24 camera traps were out for nine nights each in the southern half of the reserve. We found animals on 1500 pictures, identified 23 different species, including 7 carnivores and one big cat: a leopard. Other species were genet, civet, serval, caracal, proqupine, spotted hyaena, honey badger, water mongoose, ground hornbill, duiker, hippo, elephant, yellow baboon, vervet monkey, bushbuk, guinnea fowl, kudu.

Bat surveys

Over six bat survey nights a total number of 34 bats of eight different species were caught in the mist and harp nets set up 30 min before sunset and closed after three hours. Two species were recorded for the first time in Vwaza: Laphotis botswanae (only recorded once in Lillongwe National Park) and Myotis bocagii. On top of that the team caught and identified a new species for Malawi! A Kerivoula lanosa, also called woolly bat, in one of the harp nets on a study site pretty close to camp. The only record of this species in Malawi is from the 1980s!

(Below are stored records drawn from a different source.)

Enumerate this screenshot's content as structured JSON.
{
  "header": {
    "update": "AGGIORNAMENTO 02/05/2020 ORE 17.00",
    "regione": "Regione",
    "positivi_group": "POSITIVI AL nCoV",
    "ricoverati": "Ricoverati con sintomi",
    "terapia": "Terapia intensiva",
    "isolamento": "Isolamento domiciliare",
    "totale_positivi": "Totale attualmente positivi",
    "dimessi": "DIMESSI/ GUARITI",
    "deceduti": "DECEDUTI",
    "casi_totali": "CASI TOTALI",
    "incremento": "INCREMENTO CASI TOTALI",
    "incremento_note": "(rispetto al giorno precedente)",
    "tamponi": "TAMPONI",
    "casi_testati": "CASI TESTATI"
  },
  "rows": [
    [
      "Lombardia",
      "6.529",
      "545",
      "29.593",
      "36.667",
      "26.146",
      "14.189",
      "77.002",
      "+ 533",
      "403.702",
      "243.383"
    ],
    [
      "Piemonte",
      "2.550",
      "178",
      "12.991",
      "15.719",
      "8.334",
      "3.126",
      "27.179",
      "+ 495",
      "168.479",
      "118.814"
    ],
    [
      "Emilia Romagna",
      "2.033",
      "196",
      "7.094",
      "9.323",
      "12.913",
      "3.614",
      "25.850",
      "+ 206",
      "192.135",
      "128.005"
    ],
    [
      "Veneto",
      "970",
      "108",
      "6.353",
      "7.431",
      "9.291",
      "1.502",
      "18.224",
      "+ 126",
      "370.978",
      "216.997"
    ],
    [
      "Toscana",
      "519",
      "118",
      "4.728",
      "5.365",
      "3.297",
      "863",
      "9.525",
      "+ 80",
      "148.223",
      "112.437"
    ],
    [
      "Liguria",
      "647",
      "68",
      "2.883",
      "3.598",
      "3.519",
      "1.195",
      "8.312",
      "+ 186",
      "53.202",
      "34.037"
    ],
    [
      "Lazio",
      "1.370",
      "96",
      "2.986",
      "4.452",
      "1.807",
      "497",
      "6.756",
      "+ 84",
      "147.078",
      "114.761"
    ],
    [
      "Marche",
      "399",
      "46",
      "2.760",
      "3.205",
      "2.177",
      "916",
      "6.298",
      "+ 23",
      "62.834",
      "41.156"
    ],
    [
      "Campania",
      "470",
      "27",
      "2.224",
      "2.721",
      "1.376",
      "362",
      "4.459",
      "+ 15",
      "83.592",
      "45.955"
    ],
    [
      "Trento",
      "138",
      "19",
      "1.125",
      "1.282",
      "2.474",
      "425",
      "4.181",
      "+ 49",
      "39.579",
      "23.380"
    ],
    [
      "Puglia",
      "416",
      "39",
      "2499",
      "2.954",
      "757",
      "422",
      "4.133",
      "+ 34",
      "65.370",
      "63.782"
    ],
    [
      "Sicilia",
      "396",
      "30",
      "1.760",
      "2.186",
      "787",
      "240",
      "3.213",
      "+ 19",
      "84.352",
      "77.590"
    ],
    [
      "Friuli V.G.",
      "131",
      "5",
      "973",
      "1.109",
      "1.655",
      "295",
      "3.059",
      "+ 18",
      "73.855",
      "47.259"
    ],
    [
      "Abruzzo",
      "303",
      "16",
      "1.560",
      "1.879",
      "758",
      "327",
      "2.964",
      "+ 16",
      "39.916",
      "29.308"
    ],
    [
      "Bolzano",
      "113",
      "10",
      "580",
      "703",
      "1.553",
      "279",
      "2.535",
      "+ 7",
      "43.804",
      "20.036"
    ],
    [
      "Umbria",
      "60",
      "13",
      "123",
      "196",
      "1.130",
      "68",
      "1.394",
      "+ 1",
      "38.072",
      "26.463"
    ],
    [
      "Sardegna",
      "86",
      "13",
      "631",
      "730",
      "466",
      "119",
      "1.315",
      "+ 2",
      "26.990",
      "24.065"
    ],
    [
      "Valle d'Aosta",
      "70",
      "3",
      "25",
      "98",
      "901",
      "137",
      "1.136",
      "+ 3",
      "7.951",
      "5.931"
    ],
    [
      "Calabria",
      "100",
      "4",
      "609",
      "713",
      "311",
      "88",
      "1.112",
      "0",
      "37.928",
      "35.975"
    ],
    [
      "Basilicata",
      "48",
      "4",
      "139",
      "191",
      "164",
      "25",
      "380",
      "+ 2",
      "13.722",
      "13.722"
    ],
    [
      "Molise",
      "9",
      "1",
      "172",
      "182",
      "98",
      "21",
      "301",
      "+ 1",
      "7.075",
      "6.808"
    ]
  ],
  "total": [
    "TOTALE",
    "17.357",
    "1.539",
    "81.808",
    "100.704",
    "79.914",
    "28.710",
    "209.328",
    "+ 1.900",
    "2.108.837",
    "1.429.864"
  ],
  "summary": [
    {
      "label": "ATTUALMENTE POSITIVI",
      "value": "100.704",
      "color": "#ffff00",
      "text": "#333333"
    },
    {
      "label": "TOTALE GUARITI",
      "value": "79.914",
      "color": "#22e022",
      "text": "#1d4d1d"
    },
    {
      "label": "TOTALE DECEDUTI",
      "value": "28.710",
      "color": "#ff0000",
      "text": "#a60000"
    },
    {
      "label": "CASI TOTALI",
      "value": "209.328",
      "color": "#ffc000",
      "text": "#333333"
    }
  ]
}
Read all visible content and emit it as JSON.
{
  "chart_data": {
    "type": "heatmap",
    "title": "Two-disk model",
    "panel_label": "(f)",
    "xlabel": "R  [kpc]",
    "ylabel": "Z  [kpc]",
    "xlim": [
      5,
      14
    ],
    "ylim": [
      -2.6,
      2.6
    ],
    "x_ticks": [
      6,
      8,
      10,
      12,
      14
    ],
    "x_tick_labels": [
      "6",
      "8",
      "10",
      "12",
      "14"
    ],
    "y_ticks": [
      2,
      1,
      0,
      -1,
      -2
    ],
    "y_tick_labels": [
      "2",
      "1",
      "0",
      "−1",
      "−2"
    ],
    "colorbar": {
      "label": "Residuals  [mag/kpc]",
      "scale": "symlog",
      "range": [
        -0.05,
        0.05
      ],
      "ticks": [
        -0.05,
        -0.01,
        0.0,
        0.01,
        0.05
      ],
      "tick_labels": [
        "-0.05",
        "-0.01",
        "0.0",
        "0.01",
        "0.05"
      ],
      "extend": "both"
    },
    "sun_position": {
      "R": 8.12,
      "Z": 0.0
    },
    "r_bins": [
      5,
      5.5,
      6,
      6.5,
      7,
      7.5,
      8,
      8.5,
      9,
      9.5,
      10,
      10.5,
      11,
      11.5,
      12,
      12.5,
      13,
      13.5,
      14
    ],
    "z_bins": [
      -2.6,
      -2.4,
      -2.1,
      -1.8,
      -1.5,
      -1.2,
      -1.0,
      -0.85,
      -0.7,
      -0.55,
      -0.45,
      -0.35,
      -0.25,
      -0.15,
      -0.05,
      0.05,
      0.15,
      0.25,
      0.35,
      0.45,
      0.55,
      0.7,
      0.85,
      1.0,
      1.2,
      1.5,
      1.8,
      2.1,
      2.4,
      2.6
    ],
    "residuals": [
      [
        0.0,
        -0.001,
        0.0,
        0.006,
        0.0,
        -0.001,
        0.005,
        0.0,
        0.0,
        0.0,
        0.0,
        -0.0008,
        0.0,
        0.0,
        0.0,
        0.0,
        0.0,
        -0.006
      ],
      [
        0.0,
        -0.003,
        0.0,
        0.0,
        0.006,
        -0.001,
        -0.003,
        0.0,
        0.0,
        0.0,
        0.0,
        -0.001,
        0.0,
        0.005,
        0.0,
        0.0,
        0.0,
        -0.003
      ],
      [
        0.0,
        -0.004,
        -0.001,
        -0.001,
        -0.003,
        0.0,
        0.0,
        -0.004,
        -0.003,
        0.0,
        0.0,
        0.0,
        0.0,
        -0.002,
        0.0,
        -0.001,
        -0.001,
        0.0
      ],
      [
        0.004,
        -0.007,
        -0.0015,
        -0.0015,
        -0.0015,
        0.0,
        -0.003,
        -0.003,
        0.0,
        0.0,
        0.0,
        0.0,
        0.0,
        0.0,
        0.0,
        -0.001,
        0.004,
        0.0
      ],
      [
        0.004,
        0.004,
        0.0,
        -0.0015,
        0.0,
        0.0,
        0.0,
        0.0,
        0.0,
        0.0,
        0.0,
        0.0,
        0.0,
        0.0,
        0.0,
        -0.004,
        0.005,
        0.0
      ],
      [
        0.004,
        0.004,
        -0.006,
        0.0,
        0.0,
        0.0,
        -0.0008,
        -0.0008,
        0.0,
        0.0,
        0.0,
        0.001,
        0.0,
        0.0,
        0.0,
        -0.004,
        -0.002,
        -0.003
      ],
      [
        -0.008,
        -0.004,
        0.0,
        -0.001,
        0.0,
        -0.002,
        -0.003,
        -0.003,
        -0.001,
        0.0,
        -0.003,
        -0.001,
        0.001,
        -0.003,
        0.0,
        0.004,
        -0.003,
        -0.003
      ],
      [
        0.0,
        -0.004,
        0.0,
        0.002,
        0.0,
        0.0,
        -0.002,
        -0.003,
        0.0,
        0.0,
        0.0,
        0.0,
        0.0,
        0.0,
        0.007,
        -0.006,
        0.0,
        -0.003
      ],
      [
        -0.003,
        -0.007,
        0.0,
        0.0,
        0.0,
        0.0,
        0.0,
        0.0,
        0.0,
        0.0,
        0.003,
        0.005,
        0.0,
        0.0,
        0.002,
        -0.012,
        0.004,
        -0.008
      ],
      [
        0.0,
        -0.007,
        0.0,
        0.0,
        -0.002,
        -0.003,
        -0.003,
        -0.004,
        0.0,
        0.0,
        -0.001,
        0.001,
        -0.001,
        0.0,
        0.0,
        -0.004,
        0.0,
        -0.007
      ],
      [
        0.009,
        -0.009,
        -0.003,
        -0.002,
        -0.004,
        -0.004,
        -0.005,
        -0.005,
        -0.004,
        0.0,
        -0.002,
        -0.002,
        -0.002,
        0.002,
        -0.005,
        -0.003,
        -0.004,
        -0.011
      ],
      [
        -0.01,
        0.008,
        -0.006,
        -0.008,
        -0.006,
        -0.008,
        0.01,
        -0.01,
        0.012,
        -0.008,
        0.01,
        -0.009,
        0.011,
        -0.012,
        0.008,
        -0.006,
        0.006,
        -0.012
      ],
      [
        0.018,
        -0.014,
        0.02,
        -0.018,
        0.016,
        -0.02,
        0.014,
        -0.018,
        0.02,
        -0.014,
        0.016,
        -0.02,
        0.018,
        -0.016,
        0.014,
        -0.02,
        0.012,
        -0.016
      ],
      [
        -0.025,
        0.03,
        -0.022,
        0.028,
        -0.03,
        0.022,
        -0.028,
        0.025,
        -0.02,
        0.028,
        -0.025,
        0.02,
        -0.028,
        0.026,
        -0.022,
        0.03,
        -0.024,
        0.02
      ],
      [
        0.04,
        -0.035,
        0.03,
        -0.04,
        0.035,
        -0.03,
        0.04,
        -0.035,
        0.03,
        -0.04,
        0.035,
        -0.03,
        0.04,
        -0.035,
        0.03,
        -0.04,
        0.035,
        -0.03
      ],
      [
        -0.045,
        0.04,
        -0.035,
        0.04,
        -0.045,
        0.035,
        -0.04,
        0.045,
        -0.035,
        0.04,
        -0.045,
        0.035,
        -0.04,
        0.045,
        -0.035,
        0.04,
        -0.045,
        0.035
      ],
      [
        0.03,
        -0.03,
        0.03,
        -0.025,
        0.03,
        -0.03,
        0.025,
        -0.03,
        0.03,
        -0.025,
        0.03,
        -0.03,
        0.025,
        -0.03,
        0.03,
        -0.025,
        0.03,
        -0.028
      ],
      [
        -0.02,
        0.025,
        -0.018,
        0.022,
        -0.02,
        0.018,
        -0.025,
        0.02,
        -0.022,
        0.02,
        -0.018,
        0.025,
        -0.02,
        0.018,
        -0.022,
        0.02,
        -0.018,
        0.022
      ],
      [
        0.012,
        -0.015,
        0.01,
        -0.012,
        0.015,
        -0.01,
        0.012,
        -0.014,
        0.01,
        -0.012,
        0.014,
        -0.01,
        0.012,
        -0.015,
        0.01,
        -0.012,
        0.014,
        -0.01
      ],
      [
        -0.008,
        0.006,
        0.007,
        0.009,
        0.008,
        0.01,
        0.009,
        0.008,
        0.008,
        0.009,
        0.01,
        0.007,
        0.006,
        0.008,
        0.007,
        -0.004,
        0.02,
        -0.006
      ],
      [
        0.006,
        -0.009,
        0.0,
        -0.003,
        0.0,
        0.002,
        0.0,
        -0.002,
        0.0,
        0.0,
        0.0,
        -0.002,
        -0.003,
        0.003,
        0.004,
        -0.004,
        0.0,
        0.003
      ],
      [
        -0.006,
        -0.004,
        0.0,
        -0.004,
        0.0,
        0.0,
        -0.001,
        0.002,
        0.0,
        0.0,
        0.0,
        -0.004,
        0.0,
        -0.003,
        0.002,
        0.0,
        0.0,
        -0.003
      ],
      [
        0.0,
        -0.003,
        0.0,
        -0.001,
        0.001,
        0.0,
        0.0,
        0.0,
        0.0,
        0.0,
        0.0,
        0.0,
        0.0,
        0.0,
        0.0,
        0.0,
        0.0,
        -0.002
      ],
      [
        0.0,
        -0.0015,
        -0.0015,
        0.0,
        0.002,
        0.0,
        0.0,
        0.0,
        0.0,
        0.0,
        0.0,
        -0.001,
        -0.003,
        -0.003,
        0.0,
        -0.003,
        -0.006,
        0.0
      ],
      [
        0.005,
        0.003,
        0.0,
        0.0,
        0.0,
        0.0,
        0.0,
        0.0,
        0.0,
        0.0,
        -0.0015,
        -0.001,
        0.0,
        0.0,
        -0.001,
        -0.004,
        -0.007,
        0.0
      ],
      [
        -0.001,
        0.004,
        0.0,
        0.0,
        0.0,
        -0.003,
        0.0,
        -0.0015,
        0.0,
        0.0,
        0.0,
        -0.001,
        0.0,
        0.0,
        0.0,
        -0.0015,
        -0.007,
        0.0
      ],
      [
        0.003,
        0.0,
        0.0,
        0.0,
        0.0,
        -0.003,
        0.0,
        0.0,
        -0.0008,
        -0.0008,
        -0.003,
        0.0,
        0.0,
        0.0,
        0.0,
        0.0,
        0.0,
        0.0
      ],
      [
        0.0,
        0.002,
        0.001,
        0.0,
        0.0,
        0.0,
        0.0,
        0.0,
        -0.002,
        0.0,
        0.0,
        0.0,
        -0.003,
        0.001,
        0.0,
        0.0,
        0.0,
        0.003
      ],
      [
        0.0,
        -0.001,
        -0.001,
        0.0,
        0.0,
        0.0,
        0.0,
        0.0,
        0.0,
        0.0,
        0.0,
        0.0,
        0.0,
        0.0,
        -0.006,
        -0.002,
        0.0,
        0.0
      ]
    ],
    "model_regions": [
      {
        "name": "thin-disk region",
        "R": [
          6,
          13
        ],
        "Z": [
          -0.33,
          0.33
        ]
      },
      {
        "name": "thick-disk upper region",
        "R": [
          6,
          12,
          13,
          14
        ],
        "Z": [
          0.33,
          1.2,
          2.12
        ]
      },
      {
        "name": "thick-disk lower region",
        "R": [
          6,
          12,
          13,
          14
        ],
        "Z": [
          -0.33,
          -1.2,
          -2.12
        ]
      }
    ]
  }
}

Quoting scientist Karen: “the results are insane!”. Thank you very much, team 1. Over to you, team 2!

Malawi: More research and a day at the village

After a week full of activities, the team spent the afternoon of a well-earned day off at the neighbouring village where were warmly welcomed and fed.

We were back to our research tasks on Sunday. We exchanged SD cards of 21 camera traps that were set five days earlier along the West and North road.  We managed to go through the camera trap pictures using multiple laptops. Some of the SD cards had more than 3000 pictures on them – mostly of grass! More about animal pictures when we have finished identifying the species.

As the days went by, teams went out for elephant observations each day, we continued primate observations following a troup of vervet monkeys that were released at Vwaza a few months ago. Bat surveys continued in the evenings. On some of the hippo transect walks along the lake shore, we counted over 140 individuals.

Now team 1 has only two more days to go… time flies! I’ll keep you updated about the results.